Natural Selection received critical acclaim. Eric Goldman of IGN gave it an 8.8 out of 10 ("Great"). Goldman praised the Lizard's design, calling it "the most visually familiar villain the show had introduced yet" and called the fight sequences "great," especially that of the climactic fight between Spider-Man and Lizard. Goldman called Peter's loss of the Connors's and Eddie's trust "a very well done, classic Peter Parker-can't-win scenario" and that the episode did a "great job" blending the normal and Spider-Man parts of Peter's life.

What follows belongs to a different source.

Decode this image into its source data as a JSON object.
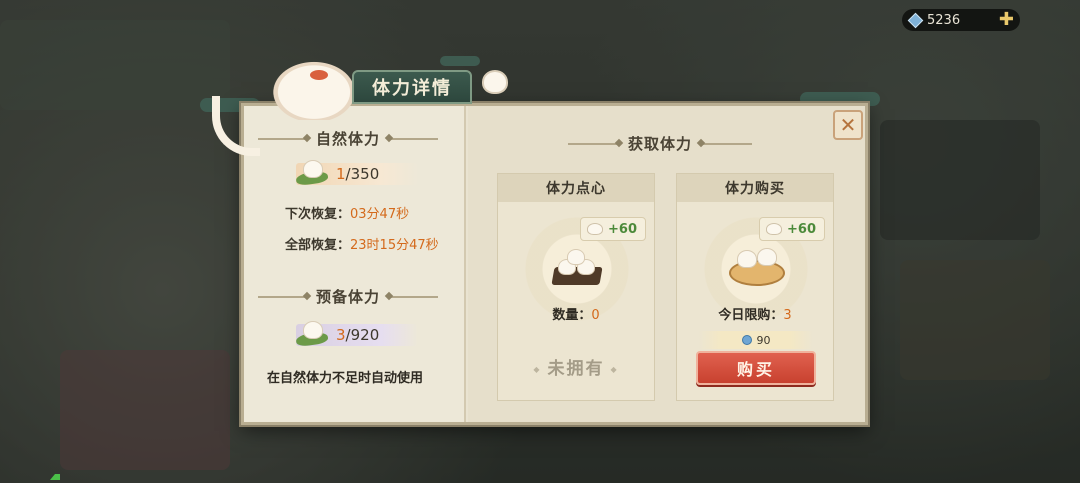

Season Elliot, senior editor of iF Magazine, gave the episode an A−, writing "The Lizard himself was a nice update of the original Lizard and he was still in his torn pants, shirt, and lab coat." Elliot praised the design for differentiating itself from that used for Spider-Man or Spider-Man: The New Animated Series, and that he "can't wait for the action figure of this guy!" Like Goldman and Tanaka, Elliot enjoyed the action style and fight sequences and the callbacks to Lizard's original comic book appearance.